Kieran Etoria-King’s “Homesick” is a short documentary about migration, parenthood and where we choose to call home.
Tell us a little about yourself?
I’m Kieran, and I’m twenty-six from South London. I work as a researcher for TV documentaries, but in my own work I’m really interested in exploring identity, nationality and how people establish a feeling of ‘home’ – especially in the black diaspora, where so many of our families are displaced from each other and spread across continents.
What inspired you to do what you do?
I’ve always been passionate about storytelling, ever since writing short stories and making videos of family holidays as a kid. I did a degree in journalism as I loved the idea that ‘journalists write the first draft of history’. However, I slowly realised that I was more fascinated by the ways a documentary can explore an issue, a world or an individual person in detail, and evoke a more emotional, empathetic response than straightforward reporting. This film was inspired by a family member’s decision to move home to Jamaica after 25 years here – when I spoke to him and others about it, I wanted to explore the complex emotions that affect a person who leaves everything they know to build a life in this strange, cold country, as so many of our families have.
What was the biggest challenge when creating this film?
The biggest challenge with this film was figuring out what aspect of Farhiya’s experience to focus on, as her story was so unique but also so relatable and endearing. She told me about how amazing she found London when she first arrived here – I was desperate to include her anecdotes about struggling to open her first Rubicon carton in the taxi from the airport, or eating her first McDonald’s, but I couldn’t make it fit. We also spent a lot of time on camera talking about how important the Somali and Muslim communities around Southall and West London were for her. I spent ages editing different versions of the film to try and include these stories, but I wanted the film to be as impactful as possible in a short time, so I focused on her preparations for leaving, rather than the details of her arrival.
What was the funniest thing that happened on set?

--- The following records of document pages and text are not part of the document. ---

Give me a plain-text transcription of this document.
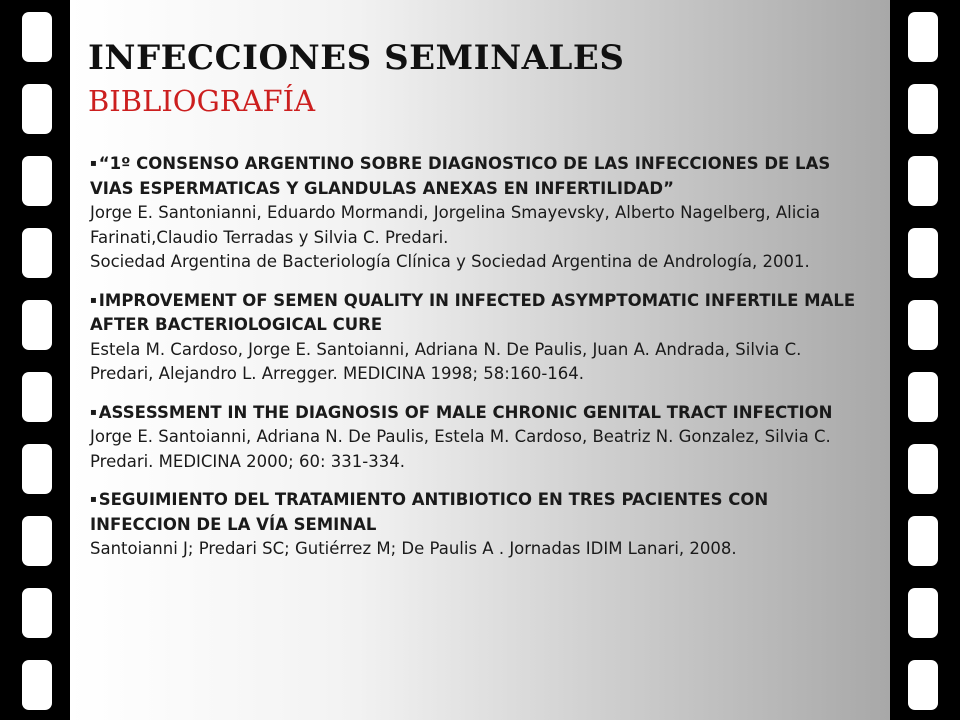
INFECCIONES SEMINALES
BIBLIOGRAFÍA
▪ “1º CONSENSO ARGENTINO SOBRE DIAGNOSTICO DE LAS INFECCIONES DE LAS VIAS ESPERMATICAS Y GLANDULAS ANEXAS EN INFERTILIDAD”
Jorge E. Santonianni, Eduardo Mormandi, Jorgelina Smayevsky, Alberto Nagelberg, Alicia Farinati,Claudio Terradas y Silvia C. Predari.
Sociedad Argentina de Bacteriología Clínica y Sociedad Argentina de Andrología, 2001.
▪ IMPROVEMENT OF SEMEN QUALITY IN INFECTED ASYMPTOMATIC INFERTILE MALE AFTER BACTERIOLOGICAL CURE
Estela M. Cardoso, Jorge E. Santoianni, Adriana N. De Paulis, Juan A. Andrada, Silvia C. Predari, Alejandro L. Arregger. MEDICINA 1998; 58:160-164.
▪ ASSESSMENT IN THE DIAGNOSIS OF MALE CHRONIC GENITAL TRACT INFECTION
Jorge E. Santoianni, Adriana N. De Paulis, Estela M. Cardoso, Beatriz N. Gonzalez, Silvia C. Predari. MEDICINA 2000; 60: 331-334.
▪ SEGUIMIENTO DEL TRATAMIENTO ANTIBIOTICO EN TRES PACIENTES CON INFECCION DE LA VÍA SEMINAL
Santoianni J; Predari SC; Gutiérrez M; De Paulis A . Jornadas IDIM Lanari, 2008.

After I’d finished recording Farhiya’s interview, a friend of hers popped around to fix their washing machine, and when he found out she was leaving the next day he said “Take me with you!” and they started reminiscing about the country together. That moment just proved to me that this feeling of homesickness was a subject worthwhile exploring – although I wish I’d had the camera handy to capture it!
What are some of the highlights/successes you’ve had most recently?
Making Homesick by myself without any money was a big highlight of 2019, but the Coronavirus lockdown put a pause on things for me while I took the time to figure out what direction I should go in next. I’ve recently started a job at the BBC that already ticks one of the first goals I set in lockdown, so I’m hopeful that there’s still time for 2020 to be a good year!
What’s next for you on your journey?
My job at the BBC gives me the opportunity to pitch and develop lots of documentary ideas, so my next big goal is to see one of those turn into a reality. But in the meantime, I just want to keep developing myself and learning about the craft and business of filmmaking.
What would be your advice to other young film makers?
Figure out what sorts of stories move you and motivate you – and watch as many films as you can. I’ve started keeping a diary of every documentary I watch, with the director’s name, my thoughts on what I liked and disliked, and what moments stuck with me. Then you can use them as a bank for inspiration. Also, this project would have ultimately been stronger had I had the opportunity to work with, for example, a DOP, editor and colourist in a more professional manner, but I’m super proud of what I achieved putting this together on my own, so don’t be afraid to go out and tell a story that matters to you.